Não estou a ouvir nada, pois não? Que se lixe! Perdão pela linguagem.

Somos realmente mal-educados. Sabes. Sei. Ignoramos. Rebeldia.

Estupidez! Vamos destruir também a língua por preguiça!

O único requisito é ela não nos ter feito mal algum... Confirmadíssimo!

E o cavaleiro que não me trouxe o termómetro. Afinal enganei-me,

Não se reformou, foi despedido! Inútil entre inúteis. Descartável.

Não somos todos assim? Para alguém... Metade do mundo. Mais!

Percebo, percebo. É o calor. A letargia. A visão desfocada, distante.

A mão pouco firme. A voz desinteressante. Palavras que se escapam.

E doença? É Verão na Primavera. É dormir acordado. É tédio.

Não há gargalhadas maléficas na minha garganta. Triste tristeza.

Quero ir ao castelo de cartas. Quero a cama alta. Colcha de penas.

Quero rasgar essas páginas e queimá-las no fogo do esquecimento.

Quero antes lembrar o delírio daquela noite, porta fechada, álcool no sangue.

Besteira imaginária, amnésia! Sonho? Ignorância! Experiência perdida.

Ser aquela e não esta, a inconsciente, ai, a inconsciente! Louca!

Não saber este momento. Apagar o pó da sujidade, limpar a consciência.

Não, não tenho medo. Quero lembrar-me louca, ou inerte, ou em ti.

Nos teus braços, nos teus lábios... Não sei, não sei. Disparates! Disparates!

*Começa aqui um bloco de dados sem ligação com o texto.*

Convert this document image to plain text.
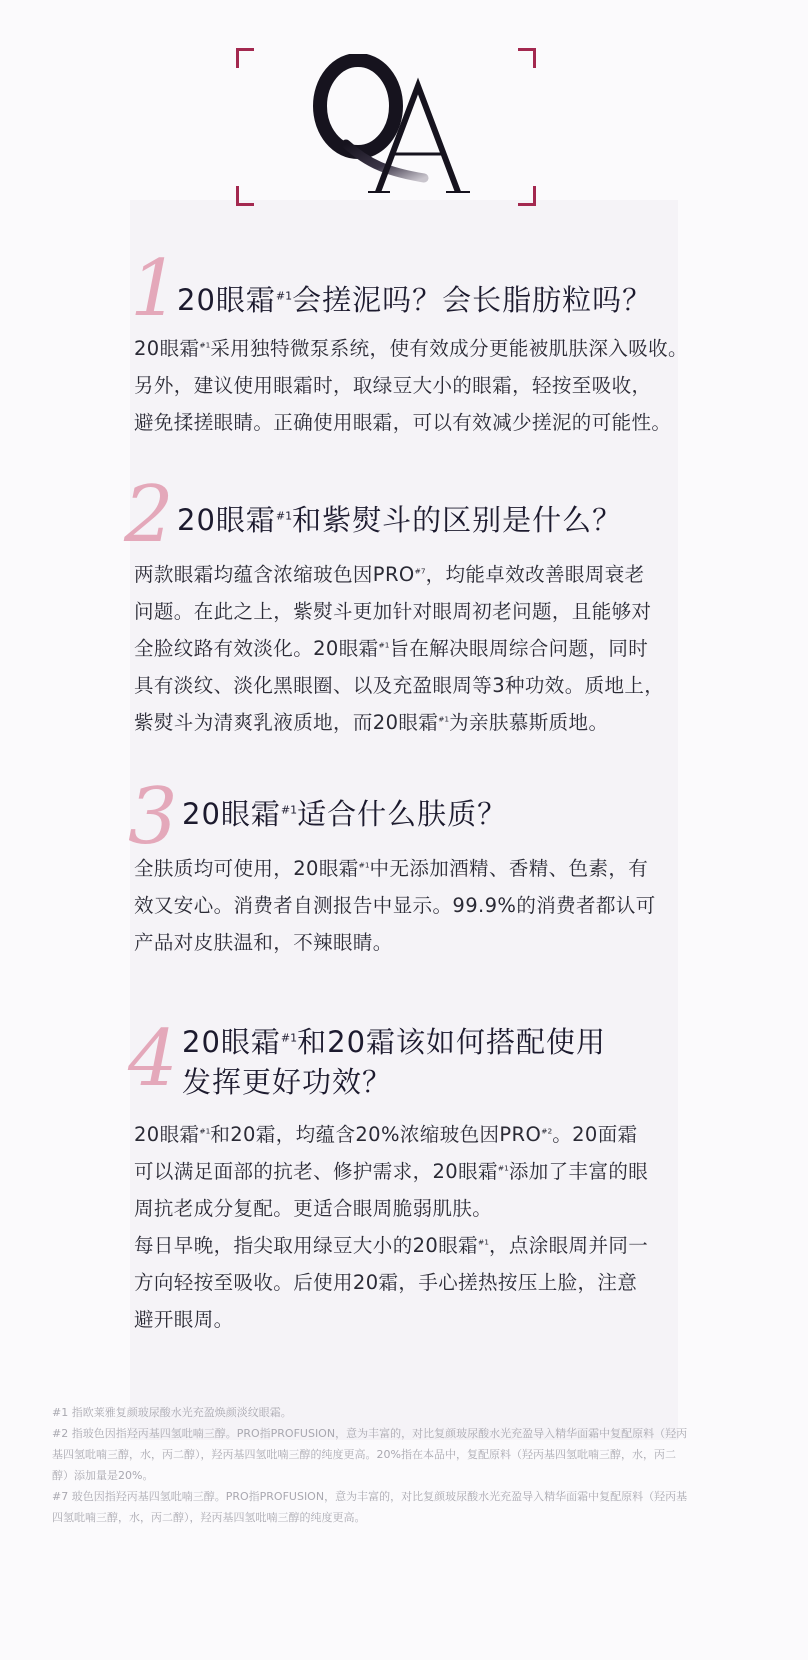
1
20眼霜$^{\#1}$会搓泥吗？会长脂肪粒吗？

20眼霜$^{\#1}$采用独特微泵系统，使有效成分更能被肌肤深入吸收。

另外，建议使用眼霜时，取绿豆大小的眼霜，轻按至吸收，

避免揉搓眼睛。正确使用眼霜，可以有效减少搓泥的可能性。

2 20眼霜$^{\#1}$和紫熨斗的区别是什么？

两款眼霜均蕴含浓缩玻色因PRO$^{\#7}$，均能卓效改善眼周衰老

问题。在此之上，紫熨斗更加针对眼周初老问题，且能够对

全脸纹路有效淡化。20眼霜$^{\#1}$旨在解决眼周综合问题，同时

具有淡纹、淡化黑眼圈、以及充盈眼周等3种功效。质地上，

紫熨斗为清爽乳液质地，而20眼霜$^{\#1}$为亲肤慕斯质地。

3 20眼霜$^{\#1}$适合什么肤质？

全肤质均可使用，20眼霜$^{\#1}$中无添加酒精、香精、色素，有

效又安心。消费者自测报告中显示。99.9%的消费者都认可

产品对皮肤温和，不辣眼睛。

4 20眼霜$^{\#1}$和20霜该如何搭配使用
发挥更好功效？

20眼霜$^{\#1}$和20霜，均蕴含20%浓缩玻色因PRO$^{\#2}$。20面霜

可以满足面部的抗老、修护需求，20眼霜$^{\#1}$添加了丰富的眼

周抗老成分复配。更适合眼周脆弱肌肤。

每日早晚，指尖取用绿豆大小的20眼霜$^{\#1}$，点涂眼周并同一

方向轻按至吸收。后使用20霜，手心搓热按压上脸，注意

避开眼周。

#1 指欧莱雅复颜玻尿酸水光充盈焕颜淡纹眼霜。

#2 指玻色因指羟丙基四氢吡喃三醇。PRO指PROFUSION，意为丰富的，对比复颜玻尿酸水光充盈导入精华面霜中复配原料（羟丙

基四氢吡喃三醇，水，丙二醇），羟丙基四氢吡喃三醇的纯度更高。20%指在本品中，复配原料（羟丙基四氢吡喃三醇，水，丙二

醇）添加量是20%。

#7 玻色因指羟丙基四氢吡喃三醇。PRO指PROFUSION，意为丰富的，对比复颜玻尿酸水光充盈导入精华面霜中复配原料（羟丙基

四氢吡喃三醇，水，丙二醇），羟丙基四氢吡喃三醇的纯度更高。
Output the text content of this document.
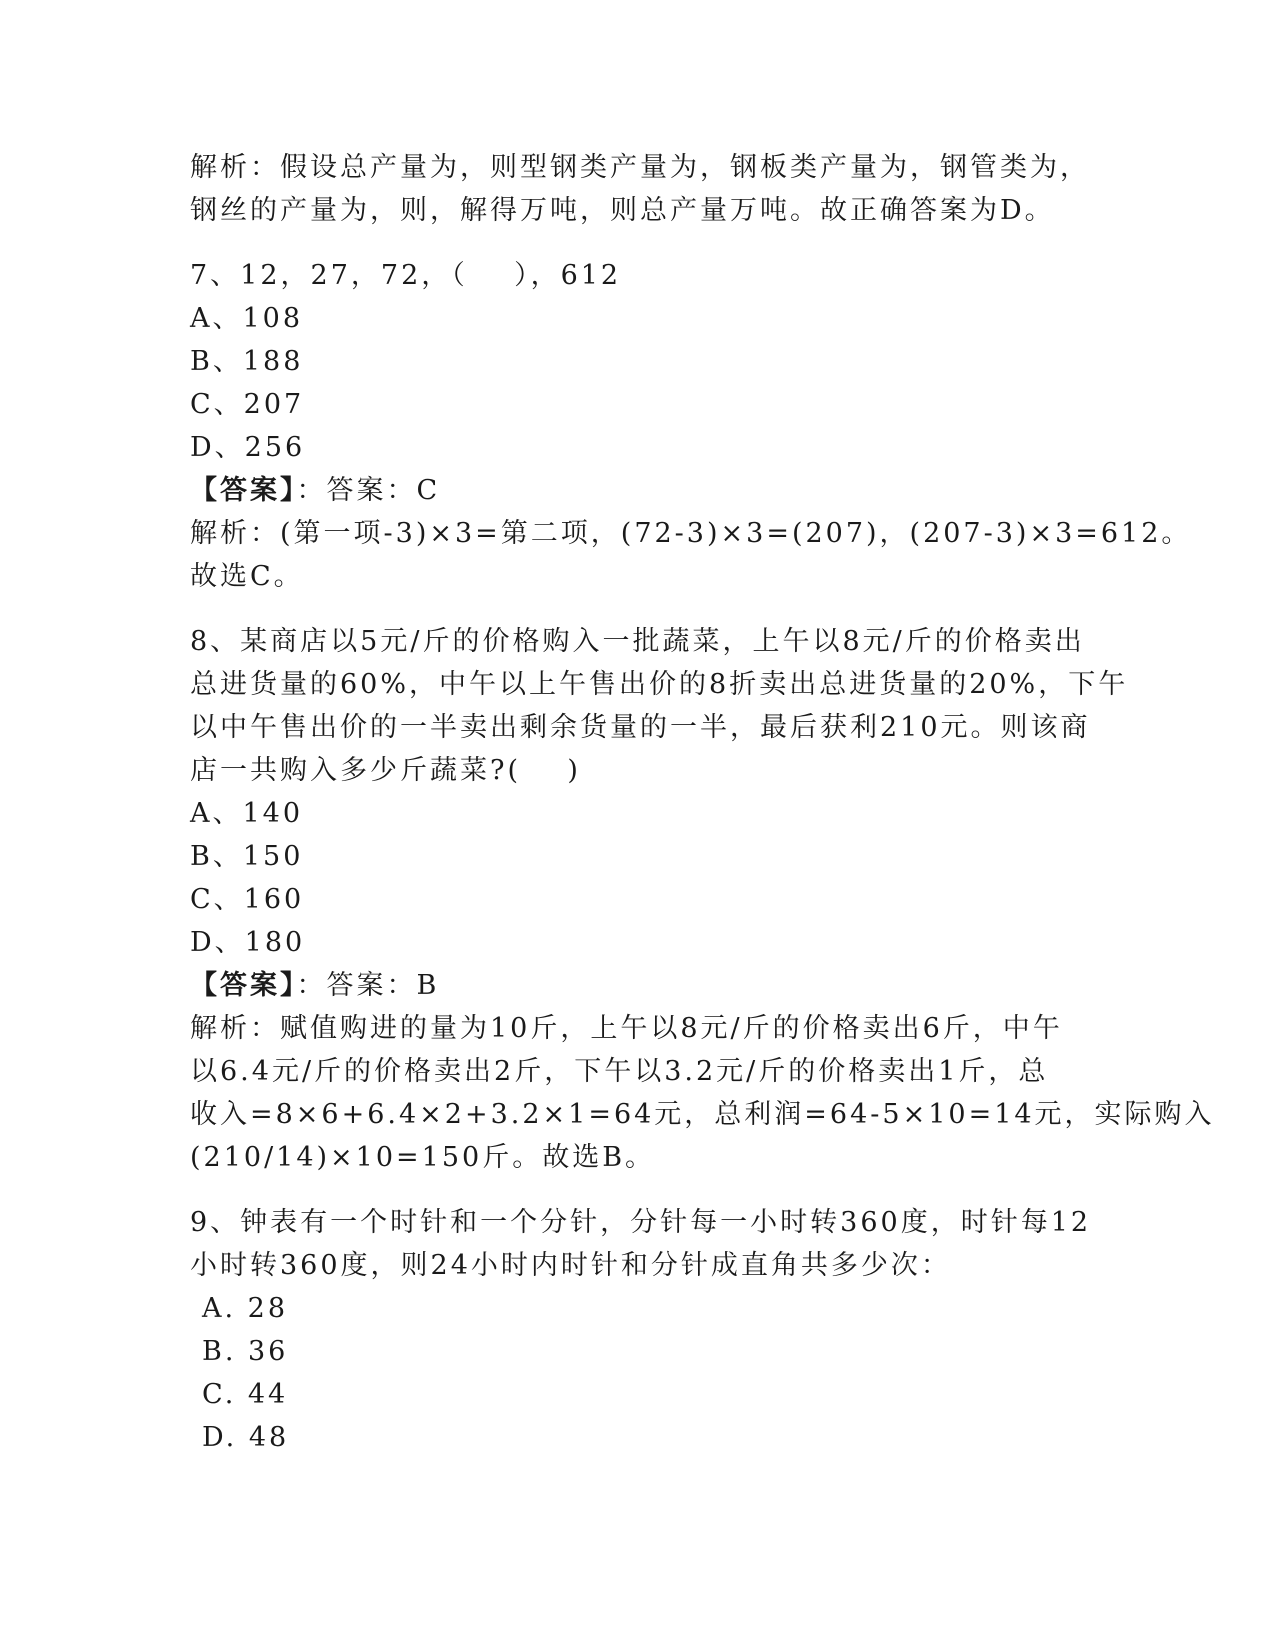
解析：假设总产量为，则型钢类产量为，钢板类产量为，钢管类为，
钢丝的产量为，则，解得万吨，则总产量万吨。故正确答案为D。
7、12，27，72，（    ），612
A、108
B、188
C、207
D、256
【答案】：答案：C
解析：(第一项-3)×3=第二项，(72-3)×3=(207)，(207-3)×3=612。
故选C。
8、某商店以5元/斤的价格购入一批蔬菜，上午以8元/斤的价格卖出
总进货量的60%，中午以上午售出价的8折卖出总进货量的20%，下午
以中午售出价的一半卖出剩余货量的一半，最后获利210元。则该商
店一共购入多少斤蔬菜?(    )
A、140
B、150
C、160
D、180
【答案】：答案：B
解析：赋值购进的量为10斤，上午以8元/斤的价格卖出6斤，中午
以6.4元/斤的价格卖出2斤，下午以3.2元/斤的价格卖出1斤，总
收入=8×6+6.4×2+3.2×1=64元，总利润=64-5×10=14元，实际购入
(210/14)×10=150斤。故选B。
9、钟表有一个时针和一个分针，分针每一小时转360度，时针每12
小时转360度，则24小时内时针和分针成直角共多少次：
A. 28
B. 36
C. 44
D. 48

És outro cavaleiro de plástico. Para a reciclagem! Da próxima sais melhor.

Enfim que quero, entre quereres que não se podem querer? É do Sol, da febre

E talvez da falta desse outro calor. Luxúria sem pecado, pessoal, segredo.

E tu que lês, já sabes, não digas. Eu digo: não está certo! Loucura.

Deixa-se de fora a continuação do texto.